Updated: Mar 16, 2021

The Freedom Academy is my vision of what school ought to be.

But strictly speaking, it is not a school — certainly not as we traditionally understand schools. Mention the word “school” and what comes to mind are classrooms, lessons, homework, quizzes, exams, recitation, grades, curriculum, teachers, uniforms, requirements and class schedules. Most of these are thrust on kids who have almost no say on the matter and have little choice but to comply.

A kid can’t say, for example, “I don’t feel like doing Math today. Can I skip Math for today? Can I skip Math for a week?” or “I don’t like my teacher. Can I have another teacher? Can I just watch Youtube instead? I understand the guy there more than our teacher” or “I don’t like all these subjects. I want to learn how to fix things around the house like fixing a leaky faucet or a squeaky door. Can I learn those instead?”

In school, students have to do as they’re told, and perform tasks as required of them, and they are judged, graded and labeled based on how they perform. It doesn’t matter if they like it or not, if it is important to them or not, if they’re interested in it or not. What’s worse is they are expected to master these tasks at more or less the same timeframe. Too bad if a kid can’t figure out how to add and subtract polynomials in 3 days, the teacher has to move on to multiplication and division, and the kid will just have to struggle to catch up. Some just give up.

And so kids get tired of school, and because learning is so often associated with school, they get tired of that too.

Now that’s a shame, because people, especially as children, have that inner curiosity, that burning desire to learn things. It’s a shame that school kills that desire. Don’t believe me? Ask kids if they’re excited to go to school, especially those who are just beginning — you’ll get a lot of nods, “yes’s” and smiles. Of course, it’s a new experience for them.

Now, ask any teenager if they’re still excited to go to school. You’ll be lucky to get 1 yes out of 10, or maybe 1 out of 100.

The Freedom Academy is not a school, but I envision it to be a center of vibrant learning.

There will be no classrooms — or rather, anywhere is a classroom. There will be no teachers — or rather, anyone can be a teacher, whether an adult or a fellow student. There are no imposed schedules or subjects, no curriculum except what the student wants for himself or herself. There are no quizzes, exams, homework or grades except if the students ask for them, maybe to measure their own understanding.

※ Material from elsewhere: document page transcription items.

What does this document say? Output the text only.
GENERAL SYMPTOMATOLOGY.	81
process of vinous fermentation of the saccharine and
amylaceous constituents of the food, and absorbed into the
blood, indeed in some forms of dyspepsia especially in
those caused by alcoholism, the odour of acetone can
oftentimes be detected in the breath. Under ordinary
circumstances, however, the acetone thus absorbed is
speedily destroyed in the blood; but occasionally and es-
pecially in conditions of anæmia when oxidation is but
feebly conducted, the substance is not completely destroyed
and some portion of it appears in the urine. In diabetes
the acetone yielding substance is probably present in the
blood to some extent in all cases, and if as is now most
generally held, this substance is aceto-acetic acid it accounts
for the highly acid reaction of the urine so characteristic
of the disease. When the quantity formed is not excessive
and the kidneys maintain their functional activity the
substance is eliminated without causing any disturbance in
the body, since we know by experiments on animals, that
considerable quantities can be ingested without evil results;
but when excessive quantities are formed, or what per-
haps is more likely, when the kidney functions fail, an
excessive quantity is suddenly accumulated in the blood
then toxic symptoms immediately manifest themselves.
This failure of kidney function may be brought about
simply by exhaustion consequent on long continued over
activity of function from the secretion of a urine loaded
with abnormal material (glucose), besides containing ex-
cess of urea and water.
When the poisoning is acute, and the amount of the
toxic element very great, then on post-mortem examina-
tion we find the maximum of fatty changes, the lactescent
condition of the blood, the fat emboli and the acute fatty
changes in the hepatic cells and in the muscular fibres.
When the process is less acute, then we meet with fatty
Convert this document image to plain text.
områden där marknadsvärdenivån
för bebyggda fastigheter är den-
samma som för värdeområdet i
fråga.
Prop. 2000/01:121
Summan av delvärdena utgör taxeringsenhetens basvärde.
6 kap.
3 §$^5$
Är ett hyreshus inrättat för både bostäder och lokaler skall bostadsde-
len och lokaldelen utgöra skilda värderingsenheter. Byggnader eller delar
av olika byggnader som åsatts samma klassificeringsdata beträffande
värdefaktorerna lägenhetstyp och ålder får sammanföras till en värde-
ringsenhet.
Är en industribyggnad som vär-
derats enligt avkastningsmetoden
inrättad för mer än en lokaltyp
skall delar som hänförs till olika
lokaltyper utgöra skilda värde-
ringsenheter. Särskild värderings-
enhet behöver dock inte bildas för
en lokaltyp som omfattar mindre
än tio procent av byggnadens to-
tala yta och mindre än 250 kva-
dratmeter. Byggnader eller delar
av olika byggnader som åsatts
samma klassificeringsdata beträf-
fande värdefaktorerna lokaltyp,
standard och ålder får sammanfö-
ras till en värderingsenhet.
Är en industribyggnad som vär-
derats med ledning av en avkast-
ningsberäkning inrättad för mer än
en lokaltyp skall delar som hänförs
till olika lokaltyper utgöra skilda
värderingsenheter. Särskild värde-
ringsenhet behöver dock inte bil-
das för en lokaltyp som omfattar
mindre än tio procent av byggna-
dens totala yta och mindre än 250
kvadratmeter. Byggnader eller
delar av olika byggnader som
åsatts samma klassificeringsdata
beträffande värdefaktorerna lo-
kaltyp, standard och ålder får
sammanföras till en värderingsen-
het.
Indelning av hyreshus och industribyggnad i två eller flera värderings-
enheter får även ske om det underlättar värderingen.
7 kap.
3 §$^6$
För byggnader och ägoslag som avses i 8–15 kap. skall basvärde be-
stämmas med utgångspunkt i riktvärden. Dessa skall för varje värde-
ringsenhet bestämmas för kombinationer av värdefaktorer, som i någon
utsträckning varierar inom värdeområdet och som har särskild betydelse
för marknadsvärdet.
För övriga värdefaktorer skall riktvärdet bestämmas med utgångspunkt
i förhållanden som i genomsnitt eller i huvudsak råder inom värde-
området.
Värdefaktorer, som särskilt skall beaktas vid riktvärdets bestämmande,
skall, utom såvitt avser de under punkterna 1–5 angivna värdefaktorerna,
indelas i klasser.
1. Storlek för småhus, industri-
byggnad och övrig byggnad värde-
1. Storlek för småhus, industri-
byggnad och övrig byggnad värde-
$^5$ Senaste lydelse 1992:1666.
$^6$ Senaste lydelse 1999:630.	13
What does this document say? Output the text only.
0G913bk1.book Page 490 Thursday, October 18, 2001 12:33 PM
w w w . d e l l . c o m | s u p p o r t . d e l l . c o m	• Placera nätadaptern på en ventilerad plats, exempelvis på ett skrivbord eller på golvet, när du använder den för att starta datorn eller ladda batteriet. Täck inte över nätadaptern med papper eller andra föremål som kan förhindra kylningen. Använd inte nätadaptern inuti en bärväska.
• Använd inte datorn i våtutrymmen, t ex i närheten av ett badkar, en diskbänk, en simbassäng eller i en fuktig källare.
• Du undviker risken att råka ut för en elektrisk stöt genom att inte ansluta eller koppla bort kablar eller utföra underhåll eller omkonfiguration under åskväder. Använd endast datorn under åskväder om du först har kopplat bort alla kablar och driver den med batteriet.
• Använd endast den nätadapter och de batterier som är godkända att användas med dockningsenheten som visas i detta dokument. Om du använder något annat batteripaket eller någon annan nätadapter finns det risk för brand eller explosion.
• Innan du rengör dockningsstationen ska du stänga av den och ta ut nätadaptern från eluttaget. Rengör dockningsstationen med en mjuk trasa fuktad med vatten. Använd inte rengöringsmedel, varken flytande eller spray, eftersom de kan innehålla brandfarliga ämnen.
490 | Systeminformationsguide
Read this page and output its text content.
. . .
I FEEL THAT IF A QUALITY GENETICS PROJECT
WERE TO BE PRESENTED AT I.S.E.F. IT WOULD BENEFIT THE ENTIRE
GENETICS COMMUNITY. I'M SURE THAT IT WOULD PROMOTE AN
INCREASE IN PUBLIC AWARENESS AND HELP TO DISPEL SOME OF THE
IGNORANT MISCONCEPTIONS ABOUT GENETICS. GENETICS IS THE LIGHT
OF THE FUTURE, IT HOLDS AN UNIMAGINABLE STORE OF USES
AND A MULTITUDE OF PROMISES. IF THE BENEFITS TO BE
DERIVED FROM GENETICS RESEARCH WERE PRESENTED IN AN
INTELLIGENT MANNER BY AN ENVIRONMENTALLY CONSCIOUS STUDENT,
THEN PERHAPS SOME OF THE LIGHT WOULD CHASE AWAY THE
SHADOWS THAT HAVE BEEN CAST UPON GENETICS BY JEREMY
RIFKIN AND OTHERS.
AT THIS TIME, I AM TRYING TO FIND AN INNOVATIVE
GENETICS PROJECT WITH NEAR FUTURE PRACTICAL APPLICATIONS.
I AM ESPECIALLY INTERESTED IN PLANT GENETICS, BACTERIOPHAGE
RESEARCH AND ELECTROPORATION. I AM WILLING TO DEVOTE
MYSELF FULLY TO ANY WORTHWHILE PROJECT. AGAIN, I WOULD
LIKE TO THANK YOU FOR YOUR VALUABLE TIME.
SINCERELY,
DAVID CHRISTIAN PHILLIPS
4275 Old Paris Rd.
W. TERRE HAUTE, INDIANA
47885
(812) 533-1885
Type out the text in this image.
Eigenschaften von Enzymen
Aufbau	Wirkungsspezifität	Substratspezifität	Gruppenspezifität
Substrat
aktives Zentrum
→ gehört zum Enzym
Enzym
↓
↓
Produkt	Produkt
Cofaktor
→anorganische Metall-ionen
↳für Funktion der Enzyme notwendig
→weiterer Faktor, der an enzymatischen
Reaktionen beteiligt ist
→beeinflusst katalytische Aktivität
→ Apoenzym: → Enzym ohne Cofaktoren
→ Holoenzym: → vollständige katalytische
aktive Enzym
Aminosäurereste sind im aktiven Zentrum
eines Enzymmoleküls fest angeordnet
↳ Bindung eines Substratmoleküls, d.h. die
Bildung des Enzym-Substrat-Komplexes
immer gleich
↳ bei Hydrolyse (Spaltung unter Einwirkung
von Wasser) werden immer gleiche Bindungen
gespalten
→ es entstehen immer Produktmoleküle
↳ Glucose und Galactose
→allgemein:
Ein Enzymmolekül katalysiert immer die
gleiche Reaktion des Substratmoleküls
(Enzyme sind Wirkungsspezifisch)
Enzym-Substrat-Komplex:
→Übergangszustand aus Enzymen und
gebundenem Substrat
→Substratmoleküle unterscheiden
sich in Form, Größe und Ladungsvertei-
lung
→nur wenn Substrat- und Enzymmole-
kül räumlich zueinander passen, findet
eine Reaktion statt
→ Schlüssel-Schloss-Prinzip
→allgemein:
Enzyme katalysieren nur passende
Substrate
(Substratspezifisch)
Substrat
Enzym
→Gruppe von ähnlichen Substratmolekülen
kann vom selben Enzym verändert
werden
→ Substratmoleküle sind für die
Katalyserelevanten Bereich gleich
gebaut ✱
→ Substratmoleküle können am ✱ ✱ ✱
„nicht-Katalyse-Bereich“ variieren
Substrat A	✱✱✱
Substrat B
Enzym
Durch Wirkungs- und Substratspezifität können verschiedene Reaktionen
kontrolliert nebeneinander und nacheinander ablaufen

The Freedom Academy is so named because we believe the cornerstone of learning is freedom. A child who is forced to learn will only learn enough to to satisfy the teacher or the parent. Learning is a chore, done only for compliance, and whatever they learn may be easily forgotten after the exam. But a child who learns out of their own free will, out of their own interest and volition, will retain that knowledge and will even delve deeper into it on their own without any prodding or coercion.